Tiago é um exemplo de dedicação e força, reflectido não apenas na sua luta diária, mas também no bom aproveitamento escolar que tanto orgulha a família. Como diz o pai Artur, “é um bom menino e um bom aluno”, sempre comprometido e esforçado. Embora não participe na disciplina de Educação Física devido às suas limitações, encontra no desporto adaptado e na “caminhada nórdica” uma forma de superar desafios e fortalecer o corpo e o espírito, mostrando que a determinação transforma barreiras em caminhos.

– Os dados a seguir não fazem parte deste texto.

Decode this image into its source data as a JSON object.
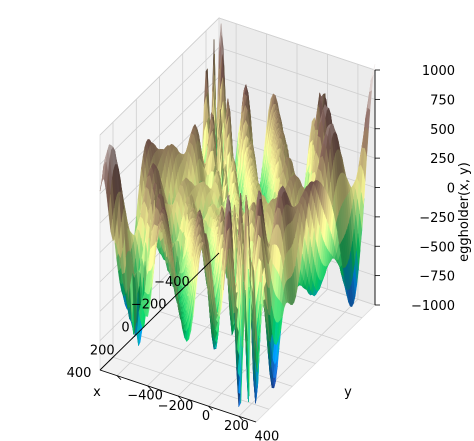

A história de Tiago é também a história de Artur Gonçalves e Carminda Ramos, pais cuja gratidão se estende além do próprio amor que os uniu. Artur, o pai, foi o equilíbrio e o albergue nas tempestades, aquele que manteve o chão firme quando tudo parecia desabar. Carminda, a mãe, foi e é colo, coração e enfermeira, uma presença incansável que abraçou a dor e a transformou em força. Hoje, Carminda é mais do que a mãe do Tiaguinho; tornou-se dirigente destacada e muito activa da ANDLINFA – Associação Nacional de Doentes Linfáticos, e hoje é voz para os que não conseguem falar, ouvido para os que carregam dúvidas, conselho para os que se perdem na escuridão de um diagnóstico. É mesmo o primeiro refúgio de famílias que, como a dela, enfrentam as traiçoeiras e por vezes raras doenças linfáticas. “Sei o difícil que pode chegar a ser, sei pelo que passei, por isso estarei sempre aqui para ajudar”, no olhar e nestas palavras de Carminda vive a promessa de que ninguém precisa enfrentar esta jornada sozinho.
Tiago, com a sua luta silenciosa, encontra um reflexo na obra “Um dia em que todos são como eu”, livro escrito pela valenciana Rosário Pereira à espera de edição. Este livro, que celebra a empatia e a compreensão, ganha um novo significado ao ser ilustrado por Cristina Coelho, cuja arte, interrompida pela sua terrível partida, seria completada pela sua filha. A edição do livro enfrenta elevados custos e dificuldades, e para que esta história de luta e esperança chegue a todos, é crucial encontrar apoios que tornem possível a sua publicação e distribuição, “um dia será…”, faz questão em afirmar a Carminda de forma convicta e esperançosa.
Em jeito de rodapé, pedimos à Carminda e ao Artur que nos deixassem uma mensagem de Natal : “Neste Natal, queremos, enquanto família do Tiago, agradecer ao jornal Notícias de Coura e aos courenses pela força e pelo apoio que nos têm dado ao longo deste caminho. O Tiago passará a quadra em Agualonga, junto dos avós paternos, envolvido no calor da família e na luz que nos inspira a continuar. Que este espírito de solidariedade se estenda a cada lar courense, e que todos encontrem, no abraço dos que amam, a verdadeira magia do Natal. Boas Festas para todos!”, disseram.